Grandma doesn't know what a legitimate payment processor looks like, and neither do most people — the app store vetting system is literally the only thing standing between millions of users and complete scam chaos.
Should app stores be forced to allow third-party payment systems, even if it makes phones less secure?
Pro 5
Con 5
This is just big tech companies lobbying to collect your payment data without Apple or Google's oversight — don't dress up a corporate money grab as consumer freedom.
Look at the actual fraud data from platforms with looser payment ecosystems and tell me with a straight face that this is worth it. Security isn't a feature you toggle off without consequences.
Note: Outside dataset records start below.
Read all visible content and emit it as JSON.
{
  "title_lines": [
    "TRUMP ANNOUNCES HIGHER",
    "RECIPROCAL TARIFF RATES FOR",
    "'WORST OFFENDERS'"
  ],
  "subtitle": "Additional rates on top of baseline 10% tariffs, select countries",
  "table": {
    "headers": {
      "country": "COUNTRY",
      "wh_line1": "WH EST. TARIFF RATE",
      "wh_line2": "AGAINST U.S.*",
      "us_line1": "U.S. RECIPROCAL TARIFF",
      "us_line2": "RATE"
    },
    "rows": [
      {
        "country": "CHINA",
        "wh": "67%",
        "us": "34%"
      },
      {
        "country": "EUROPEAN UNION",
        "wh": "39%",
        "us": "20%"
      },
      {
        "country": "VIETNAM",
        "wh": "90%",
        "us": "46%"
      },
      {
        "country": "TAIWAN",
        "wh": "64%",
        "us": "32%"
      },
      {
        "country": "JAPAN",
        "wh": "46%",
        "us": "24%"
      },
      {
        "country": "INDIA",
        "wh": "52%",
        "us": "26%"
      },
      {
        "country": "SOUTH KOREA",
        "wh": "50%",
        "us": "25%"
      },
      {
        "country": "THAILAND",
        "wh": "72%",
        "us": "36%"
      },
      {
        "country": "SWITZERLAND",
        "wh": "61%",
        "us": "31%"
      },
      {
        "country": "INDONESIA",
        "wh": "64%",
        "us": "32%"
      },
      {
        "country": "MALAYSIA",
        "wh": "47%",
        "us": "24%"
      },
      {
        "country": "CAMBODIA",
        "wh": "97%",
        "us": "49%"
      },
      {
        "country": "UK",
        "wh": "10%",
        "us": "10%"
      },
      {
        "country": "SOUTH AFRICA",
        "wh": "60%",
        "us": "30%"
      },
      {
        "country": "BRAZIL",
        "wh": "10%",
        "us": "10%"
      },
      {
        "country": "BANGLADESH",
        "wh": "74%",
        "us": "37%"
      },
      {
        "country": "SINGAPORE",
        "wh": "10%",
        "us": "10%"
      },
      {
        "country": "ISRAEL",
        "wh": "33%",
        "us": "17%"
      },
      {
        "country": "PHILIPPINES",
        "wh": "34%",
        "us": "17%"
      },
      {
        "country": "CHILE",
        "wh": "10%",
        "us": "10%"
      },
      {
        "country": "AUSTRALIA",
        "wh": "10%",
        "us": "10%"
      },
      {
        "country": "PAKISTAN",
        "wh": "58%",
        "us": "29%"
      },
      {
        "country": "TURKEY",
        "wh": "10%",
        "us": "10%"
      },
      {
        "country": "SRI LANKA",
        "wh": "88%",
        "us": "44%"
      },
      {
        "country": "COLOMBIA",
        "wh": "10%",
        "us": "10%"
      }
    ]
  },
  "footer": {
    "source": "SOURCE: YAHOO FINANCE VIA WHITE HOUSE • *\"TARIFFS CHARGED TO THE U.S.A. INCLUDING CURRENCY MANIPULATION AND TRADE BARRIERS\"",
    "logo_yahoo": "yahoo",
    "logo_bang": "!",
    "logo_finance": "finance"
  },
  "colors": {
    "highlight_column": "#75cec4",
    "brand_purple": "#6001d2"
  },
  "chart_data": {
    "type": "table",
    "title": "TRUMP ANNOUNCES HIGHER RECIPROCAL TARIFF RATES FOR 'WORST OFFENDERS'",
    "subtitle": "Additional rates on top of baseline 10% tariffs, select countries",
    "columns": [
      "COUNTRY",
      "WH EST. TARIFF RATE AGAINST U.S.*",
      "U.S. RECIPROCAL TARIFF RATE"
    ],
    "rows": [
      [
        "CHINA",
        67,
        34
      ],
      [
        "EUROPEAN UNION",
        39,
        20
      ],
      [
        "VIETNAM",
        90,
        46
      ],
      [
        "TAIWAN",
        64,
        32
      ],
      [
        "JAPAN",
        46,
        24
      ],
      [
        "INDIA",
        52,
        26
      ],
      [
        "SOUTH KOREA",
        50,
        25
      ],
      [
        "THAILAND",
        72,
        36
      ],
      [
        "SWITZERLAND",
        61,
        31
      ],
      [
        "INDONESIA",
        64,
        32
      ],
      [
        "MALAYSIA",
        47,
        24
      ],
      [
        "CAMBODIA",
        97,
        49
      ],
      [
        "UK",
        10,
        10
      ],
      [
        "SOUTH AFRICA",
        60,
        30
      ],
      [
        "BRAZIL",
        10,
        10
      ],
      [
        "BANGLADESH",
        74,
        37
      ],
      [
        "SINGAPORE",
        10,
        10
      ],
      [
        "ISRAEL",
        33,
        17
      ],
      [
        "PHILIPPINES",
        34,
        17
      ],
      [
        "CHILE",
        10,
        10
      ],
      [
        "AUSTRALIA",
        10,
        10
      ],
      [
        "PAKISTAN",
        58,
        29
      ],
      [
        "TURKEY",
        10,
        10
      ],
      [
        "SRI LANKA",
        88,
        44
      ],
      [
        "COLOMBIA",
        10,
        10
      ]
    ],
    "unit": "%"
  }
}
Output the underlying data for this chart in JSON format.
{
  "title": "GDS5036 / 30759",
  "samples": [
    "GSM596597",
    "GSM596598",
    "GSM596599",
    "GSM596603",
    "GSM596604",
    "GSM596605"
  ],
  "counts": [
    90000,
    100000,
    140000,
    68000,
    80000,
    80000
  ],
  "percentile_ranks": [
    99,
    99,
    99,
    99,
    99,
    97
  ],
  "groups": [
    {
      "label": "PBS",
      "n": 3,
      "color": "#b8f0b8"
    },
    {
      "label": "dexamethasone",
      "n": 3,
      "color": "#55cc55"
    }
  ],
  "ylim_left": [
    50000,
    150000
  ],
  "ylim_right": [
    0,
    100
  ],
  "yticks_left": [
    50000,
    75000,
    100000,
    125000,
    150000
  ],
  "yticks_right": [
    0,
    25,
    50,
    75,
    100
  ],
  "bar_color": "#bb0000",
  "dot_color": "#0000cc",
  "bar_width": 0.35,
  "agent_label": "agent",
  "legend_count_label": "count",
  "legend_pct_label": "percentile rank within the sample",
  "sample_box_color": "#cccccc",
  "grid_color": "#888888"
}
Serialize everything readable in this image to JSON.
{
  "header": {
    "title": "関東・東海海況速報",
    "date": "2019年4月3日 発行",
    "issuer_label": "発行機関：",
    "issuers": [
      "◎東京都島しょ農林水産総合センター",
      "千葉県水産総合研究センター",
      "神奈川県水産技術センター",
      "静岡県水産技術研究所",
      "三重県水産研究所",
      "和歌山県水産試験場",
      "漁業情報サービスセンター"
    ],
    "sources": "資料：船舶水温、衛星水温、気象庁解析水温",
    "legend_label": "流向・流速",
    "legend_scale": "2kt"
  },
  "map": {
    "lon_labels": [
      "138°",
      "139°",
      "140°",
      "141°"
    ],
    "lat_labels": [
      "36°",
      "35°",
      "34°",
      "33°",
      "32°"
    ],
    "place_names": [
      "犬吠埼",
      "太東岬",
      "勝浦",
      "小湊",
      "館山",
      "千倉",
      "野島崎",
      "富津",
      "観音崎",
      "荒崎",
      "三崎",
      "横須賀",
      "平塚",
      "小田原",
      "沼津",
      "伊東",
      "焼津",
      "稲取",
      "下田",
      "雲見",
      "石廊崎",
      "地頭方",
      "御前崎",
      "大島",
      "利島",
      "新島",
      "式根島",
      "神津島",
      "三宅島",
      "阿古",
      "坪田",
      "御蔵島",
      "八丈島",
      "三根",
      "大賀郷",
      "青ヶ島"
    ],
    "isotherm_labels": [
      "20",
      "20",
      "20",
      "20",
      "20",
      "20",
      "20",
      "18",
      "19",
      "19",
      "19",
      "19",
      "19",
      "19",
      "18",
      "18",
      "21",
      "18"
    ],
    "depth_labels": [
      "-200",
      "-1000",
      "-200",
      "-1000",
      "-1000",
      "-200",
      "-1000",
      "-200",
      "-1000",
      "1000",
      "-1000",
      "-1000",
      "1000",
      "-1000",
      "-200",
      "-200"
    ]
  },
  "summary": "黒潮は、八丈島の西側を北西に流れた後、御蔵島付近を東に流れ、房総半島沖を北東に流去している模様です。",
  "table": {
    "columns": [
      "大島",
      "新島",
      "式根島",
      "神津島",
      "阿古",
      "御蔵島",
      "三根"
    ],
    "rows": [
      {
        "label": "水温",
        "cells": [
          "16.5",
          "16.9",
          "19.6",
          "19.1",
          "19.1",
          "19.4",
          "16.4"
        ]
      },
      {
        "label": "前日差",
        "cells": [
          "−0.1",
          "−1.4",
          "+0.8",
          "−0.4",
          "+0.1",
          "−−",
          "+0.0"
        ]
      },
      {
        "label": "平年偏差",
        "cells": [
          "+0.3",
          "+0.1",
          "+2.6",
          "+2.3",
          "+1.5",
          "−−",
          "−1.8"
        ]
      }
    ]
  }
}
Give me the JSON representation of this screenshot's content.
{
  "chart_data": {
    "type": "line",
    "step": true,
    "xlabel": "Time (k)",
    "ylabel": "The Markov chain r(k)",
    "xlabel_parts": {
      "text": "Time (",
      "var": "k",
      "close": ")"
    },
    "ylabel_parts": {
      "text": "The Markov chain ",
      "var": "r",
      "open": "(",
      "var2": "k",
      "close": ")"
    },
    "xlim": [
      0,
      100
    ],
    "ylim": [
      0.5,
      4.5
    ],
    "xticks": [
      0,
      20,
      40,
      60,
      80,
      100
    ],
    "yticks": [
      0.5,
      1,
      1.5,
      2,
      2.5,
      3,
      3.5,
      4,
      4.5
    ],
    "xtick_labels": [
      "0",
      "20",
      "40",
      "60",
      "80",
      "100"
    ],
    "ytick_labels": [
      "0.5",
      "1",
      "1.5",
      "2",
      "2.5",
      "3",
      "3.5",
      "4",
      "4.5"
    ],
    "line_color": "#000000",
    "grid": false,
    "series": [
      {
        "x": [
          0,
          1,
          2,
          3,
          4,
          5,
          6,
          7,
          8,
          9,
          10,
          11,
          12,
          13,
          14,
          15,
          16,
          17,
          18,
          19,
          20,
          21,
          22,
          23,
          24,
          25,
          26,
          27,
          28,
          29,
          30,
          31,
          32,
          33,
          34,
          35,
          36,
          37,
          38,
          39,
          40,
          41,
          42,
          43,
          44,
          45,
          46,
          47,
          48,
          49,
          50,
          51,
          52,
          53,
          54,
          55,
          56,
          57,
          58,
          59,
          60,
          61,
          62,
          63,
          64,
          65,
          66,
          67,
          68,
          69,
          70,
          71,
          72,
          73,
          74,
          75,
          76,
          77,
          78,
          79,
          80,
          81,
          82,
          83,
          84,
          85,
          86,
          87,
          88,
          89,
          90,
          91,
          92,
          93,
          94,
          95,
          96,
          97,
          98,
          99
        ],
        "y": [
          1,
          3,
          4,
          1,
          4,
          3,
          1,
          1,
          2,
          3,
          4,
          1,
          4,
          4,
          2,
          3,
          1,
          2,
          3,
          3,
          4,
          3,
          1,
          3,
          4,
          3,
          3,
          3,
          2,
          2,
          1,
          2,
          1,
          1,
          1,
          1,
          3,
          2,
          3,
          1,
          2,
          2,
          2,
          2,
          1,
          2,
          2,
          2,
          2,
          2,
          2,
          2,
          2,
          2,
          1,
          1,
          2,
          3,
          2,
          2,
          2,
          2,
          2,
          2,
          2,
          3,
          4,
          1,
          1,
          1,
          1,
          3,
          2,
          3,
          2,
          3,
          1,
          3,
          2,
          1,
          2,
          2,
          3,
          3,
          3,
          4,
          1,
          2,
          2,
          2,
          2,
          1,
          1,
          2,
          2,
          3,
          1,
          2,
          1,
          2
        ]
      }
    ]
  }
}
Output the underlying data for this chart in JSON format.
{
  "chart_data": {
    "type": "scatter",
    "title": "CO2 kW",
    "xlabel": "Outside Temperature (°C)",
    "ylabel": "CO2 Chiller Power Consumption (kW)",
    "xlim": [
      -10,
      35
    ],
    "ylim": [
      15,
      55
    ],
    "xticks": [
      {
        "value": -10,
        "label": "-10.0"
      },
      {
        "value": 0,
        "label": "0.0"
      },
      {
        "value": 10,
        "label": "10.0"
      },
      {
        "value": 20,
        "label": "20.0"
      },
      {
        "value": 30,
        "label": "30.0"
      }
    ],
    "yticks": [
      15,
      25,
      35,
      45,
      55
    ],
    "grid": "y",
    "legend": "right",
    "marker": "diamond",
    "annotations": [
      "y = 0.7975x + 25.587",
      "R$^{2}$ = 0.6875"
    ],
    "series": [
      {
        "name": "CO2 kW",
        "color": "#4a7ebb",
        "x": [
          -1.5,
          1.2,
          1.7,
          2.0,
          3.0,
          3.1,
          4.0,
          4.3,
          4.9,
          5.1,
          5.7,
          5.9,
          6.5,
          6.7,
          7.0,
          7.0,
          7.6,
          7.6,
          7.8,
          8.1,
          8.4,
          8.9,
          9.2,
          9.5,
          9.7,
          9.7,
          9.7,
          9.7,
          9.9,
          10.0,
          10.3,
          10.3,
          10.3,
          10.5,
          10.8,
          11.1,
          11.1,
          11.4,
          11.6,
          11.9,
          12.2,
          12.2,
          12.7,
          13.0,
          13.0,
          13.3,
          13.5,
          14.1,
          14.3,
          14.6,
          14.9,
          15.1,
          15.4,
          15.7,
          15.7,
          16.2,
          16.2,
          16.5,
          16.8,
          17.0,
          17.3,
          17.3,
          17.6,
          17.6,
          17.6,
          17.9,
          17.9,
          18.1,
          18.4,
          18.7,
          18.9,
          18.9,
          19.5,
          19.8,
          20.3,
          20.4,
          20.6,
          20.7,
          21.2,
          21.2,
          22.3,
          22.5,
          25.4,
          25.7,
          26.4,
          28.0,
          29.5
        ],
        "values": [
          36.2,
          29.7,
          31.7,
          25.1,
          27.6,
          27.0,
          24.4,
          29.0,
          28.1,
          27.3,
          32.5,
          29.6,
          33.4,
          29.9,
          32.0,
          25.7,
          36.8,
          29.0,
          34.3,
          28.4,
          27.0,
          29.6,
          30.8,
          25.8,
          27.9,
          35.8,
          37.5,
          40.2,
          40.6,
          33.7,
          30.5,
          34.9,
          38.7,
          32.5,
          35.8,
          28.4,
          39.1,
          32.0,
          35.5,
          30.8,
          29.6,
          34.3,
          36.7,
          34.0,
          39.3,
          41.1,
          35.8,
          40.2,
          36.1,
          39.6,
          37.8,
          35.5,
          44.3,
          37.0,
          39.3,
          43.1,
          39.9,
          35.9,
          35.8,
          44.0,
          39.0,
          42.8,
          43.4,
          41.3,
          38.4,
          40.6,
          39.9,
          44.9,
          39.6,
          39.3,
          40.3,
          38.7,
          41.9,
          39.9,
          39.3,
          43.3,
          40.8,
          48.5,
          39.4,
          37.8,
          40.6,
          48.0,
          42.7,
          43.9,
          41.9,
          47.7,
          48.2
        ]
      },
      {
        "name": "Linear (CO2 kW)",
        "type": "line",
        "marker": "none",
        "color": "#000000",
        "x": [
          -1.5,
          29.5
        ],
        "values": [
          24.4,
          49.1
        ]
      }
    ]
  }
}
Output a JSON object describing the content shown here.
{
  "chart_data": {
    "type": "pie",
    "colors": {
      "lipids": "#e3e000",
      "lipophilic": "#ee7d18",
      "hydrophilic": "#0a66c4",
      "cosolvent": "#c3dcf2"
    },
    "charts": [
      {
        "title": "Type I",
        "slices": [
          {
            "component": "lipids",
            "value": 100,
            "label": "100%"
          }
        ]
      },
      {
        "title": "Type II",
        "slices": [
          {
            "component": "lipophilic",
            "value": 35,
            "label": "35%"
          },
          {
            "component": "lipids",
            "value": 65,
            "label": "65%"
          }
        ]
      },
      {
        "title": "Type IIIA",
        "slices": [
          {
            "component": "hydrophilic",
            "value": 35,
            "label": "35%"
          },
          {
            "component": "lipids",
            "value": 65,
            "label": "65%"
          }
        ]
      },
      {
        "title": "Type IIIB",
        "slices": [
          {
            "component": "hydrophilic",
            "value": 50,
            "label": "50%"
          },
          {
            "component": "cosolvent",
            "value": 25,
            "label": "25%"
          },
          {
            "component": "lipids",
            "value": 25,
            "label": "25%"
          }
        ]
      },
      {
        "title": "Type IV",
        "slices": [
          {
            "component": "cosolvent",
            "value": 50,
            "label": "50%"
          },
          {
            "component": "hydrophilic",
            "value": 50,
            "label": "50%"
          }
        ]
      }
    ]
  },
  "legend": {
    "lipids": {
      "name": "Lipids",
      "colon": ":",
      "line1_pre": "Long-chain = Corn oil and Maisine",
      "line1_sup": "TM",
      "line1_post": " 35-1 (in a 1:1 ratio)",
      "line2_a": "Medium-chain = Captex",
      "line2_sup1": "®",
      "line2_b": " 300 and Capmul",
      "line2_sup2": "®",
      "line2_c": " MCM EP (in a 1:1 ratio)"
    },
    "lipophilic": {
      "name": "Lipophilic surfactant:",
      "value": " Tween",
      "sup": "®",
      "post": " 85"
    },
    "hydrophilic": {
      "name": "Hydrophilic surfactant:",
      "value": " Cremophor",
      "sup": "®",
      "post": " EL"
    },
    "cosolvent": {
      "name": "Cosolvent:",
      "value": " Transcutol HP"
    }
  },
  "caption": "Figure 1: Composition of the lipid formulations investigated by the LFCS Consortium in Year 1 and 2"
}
The entire value proposition of a smartphone is that it's a secure device you can trust with your banking, your kids' info, your whole life — forcing open payment systems chips away at that foundation for what, slightly cheaper app subscriptions?
My cousin got his credit card info stolen through a sketchy third-party payment link on an Android app and it was a nightmare to fix — no thanks, I'll keep my walled garden.
Competition in payments would push Apple and Google to actually innovate their own systems instead of just coasting on captive users. Security improves when you have to earn trust, not when it's mandated by the gatekeeper.
My favorite app literally shut down because they couldn't survive the App Store fees — this isn't theoretical harm, real products and real jobs disappear because of this monopoly. A little more risk in the payment layer is worth it.
The 'security' argument is honestly just lobbying dressed up in technical language. Banks and browsers handle payments securely without Apple holding a gun to developers' heads.
I run a small indie app and that 30% cut literally ate my profit margin whole. Forcing third-party payments isn't about security, it's about whether a duopoly gets to tax every digital transaction on earth forever.
Apple and Google have been pocketing 30% of every transaction for years while hiding behind 'security' as an excuse — that's not protection, that's a toll booth. The EU already forced this open and the sky didn't fall.